The increasing number of studies revealing the use of stem cells in regenerative processes shows that they are revolutionizing regenerative medicine [38]. Skin hair follicle biology, because of the high individuality of this structure, is a topic that continues to present new problems. Biological models that allow easy access to MSCs open new research possibilities. To develop effective applications we must gather as much information about their structure, differentiation, self-renewal, hair graying, melanoma development and all its accompanying mechanisms.

Conclusions

The present data focusing on melanocyte stem cells provide an advantageous model for the study of stem cell biology. As described in this review, proper stimulation of epidermal stem cells reveals their new properties, which should help them become a new source of adult stem cells for regenerative medicine.

Elucidation of the process of hair graying is associated with a number of interrelated theories, and more analysis can help explore it accurately.

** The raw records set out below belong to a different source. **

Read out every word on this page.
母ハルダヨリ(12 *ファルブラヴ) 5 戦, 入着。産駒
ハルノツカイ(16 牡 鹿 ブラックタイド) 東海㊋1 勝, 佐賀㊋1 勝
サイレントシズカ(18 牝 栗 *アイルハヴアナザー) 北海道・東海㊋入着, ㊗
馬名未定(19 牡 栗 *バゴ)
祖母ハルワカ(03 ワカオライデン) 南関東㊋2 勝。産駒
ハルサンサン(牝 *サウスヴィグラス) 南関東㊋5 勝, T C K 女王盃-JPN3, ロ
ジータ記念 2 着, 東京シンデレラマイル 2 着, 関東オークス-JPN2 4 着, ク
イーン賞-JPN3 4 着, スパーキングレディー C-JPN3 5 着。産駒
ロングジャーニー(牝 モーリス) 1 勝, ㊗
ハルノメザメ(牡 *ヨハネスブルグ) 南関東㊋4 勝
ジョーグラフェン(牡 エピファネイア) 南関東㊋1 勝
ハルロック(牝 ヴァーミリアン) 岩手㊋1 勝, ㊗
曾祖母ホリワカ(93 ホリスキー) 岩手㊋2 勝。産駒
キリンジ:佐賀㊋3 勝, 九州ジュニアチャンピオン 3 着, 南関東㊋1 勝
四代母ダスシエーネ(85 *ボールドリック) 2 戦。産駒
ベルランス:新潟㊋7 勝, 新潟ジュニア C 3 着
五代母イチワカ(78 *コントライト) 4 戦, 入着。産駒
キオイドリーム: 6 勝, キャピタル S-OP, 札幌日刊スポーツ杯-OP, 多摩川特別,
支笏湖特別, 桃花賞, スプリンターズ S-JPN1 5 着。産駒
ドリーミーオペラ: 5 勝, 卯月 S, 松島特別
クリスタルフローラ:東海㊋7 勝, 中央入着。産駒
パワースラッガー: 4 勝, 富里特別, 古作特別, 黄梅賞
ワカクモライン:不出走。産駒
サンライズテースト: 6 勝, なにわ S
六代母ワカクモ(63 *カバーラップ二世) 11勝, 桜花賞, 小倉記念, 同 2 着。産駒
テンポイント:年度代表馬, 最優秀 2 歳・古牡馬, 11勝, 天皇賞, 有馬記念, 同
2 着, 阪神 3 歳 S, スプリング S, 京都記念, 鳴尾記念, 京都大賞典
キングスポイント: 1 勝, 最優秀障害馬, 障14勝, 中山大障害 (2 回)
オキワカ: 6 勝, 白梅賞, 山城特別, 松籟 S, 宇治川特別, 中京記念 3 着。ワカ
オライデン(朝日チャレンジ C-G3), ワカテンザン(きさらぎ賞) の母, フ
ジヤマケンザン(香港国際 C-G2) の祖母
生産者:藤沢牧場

The high volume of stem cell research casts a bright light on the hope for stem cells and their role in regenerative medicine [38]. Suspicions that melanocyte stem cell niches are present not only in bulge region, but also in extrafollicular localization, strongly suggest the existence of a reservoir of melanocytes in the more protective dermal layer of the skin. Therefore, it is possible to induce differentiation of human skin stem cells into functional epidermal melanocytes and develop future cell-based therapy for defective pigmentary system diseases.